Last week marked the 40th anniversary of the Watergate break in.  This remains one of the chief scandals in American politics in which everyone seems to think they know what happened, but the truth is that we still don't know that much about the purposes or reasoning behind it all.  Steven Hayward explains more about this:

Watergate remains the Jack the Ripper of political scandals, with many unanswered questions and inexplicable anomalies—and a pattern of anomalies, as my late great teacher Harold Rood taught us, usually add up to something that is not random.  Above all, just what the heck were the burglar/buggers after?  The infamous “call girl ring” story remains alive, though the favorite theory is still that the Nixon campaign wanted to see what information Democratic National Committee chairman Lawrence O’Brien might have had about Nixon, and particularly Nixon’s connections to Howard Hughes or to a Greek tycoon, Thomas Pappas, whose secret contributions to Nixon’s campaign would have been embarrassing if publicly revealed.  Maybe so, but here’s one of the anomalies: According to some accounts, O’Brien’s office was never bugged (other accounts say a bug was planted, but didn’t work), and the burglars were caught far from O’Brien’s office on that fateful night.  The original bug the burglars thought had malfunctioned—but which had in fact been removed—had been placed in the office of a low-level subordinate employee who was seldom at the office.  Maybe the burglar/buggers were just incompetent?  Perhaps.  After all, why did veteran CIA agent James McCord do something as stupid as tape a door open a second time, which would be an obvious tip off to Watergate security?  This has always unfolded onto a Hollywood-like conspiracy theory that the CIA was behind the whole thing, because The Compnay (sic) thought Nixon was trying to exert too much control over the agency, which Nixon disliked.  A faction of the military is also alleged to have helped exploit Watergate as a means to derail Nixon’s arms control efforts.  (This was, coincidentally, the line the Soviet press adopted.)  “If we didn’t know better,” Nixon remarked on one of the famous tapes, “[we] would have thought it was deliberately botched.”

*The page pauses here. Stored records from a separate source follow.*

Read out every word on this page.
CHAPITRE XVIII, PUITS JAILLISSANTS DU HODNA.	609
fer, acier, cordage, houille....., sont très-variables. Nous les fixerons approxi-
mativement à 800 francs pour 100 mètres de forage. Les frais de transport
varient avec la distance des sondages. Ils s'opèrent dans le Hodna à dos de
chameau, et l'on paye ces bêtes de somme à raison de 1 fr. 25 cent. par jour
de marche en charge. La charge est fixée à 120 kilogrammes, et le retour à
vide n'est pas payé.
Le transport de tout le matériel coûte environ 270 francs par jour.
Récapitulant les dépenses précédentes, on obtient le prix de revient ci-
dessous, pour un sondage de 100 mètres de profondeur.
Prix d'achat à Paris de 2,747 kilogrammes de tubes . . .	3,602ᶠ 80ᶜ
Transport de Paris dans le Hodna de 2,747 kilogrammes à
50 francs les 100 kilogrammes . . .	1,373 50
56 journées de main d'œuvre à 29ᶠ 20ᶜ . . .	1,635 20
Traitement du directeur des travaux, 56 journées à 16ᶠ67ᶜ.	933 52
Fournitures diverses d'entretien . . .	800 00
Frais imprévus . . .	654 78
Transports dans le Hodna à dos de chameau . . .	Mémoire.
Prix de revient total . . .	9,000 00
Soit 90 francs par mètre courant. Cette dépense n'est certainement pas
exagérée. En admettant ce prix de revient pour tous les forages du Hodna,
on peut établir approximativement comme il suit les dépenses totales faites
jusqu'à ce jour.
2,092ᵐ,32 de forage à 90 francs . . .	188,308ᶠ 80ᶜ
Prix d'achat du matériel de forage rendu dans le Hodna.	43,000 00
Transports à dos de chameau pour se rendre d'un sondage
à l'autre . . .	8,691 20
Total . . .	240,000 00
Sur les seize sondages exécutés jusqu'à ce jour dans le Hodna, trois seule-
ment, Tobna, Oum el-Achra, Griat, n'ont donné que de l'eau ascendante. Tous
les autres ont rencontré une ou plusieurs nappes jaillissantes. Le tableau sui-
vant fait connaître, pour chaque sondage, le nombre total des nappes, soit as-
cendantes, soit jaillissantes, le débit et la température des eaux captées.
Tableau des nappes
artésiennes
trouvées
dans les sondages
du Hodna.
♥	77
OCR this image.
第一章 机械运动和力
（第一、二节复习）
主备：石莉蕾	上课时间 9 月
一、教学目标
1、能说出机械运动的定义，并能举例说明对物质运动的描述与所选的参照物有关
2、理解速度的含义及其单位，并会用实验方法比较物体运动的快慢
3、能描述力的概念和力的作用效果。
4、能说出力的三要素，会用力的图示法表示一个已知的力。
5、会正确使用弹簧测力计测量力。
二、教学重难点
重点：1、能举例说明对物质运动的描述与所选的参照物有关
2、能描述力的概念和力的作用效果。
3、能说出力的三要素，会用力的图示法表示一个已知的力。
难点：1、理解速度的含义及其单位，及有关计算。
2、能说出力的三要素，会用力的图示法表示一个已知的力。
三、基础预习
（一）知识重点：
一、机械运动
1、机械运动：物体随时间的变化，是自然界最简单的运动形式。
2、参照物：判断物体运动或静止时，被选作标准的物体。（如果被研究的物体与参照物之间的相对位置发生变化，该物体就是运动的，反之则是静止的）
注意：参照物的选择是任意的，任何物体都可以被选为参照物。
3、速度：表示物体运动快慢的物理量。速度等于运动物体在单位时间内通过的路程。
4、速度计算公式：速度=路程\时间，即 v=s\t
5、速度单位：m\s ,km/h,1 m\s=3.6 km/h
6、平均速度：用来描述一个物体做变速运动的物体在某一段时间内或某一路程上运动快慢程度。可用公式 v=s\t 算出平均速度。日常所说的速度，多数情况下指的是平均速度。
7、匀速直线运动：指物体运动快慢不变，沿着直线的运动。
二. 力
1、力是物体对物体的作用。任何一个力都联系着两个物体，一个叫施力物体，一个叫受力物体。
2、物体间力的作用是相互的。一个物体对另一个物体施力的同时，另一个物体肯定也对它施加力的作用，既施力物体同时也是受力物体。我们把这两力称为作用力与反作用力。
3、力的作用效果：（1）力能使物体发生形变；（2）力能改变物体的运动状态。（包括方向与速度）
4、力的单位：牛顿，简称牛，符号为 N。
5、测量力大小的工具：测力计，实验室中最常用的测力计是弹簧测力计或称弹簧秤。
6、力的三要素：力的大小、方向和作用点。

Of course, as Hayward points out, the damage Watergate did to constitutional government was vast.  We still live in the rubble caused by Watergate, which has manifested itself in the usurpation of executive power by administrative agencies and Congress alike.  And the other thing caused by Watergate is the still too pervasive respect and adoration heaped upon Carl Bernstein and Bob Woodward for outing the crook that was Nixon.  As Hayward notes, the FBI was already many steps ahead of their reporting.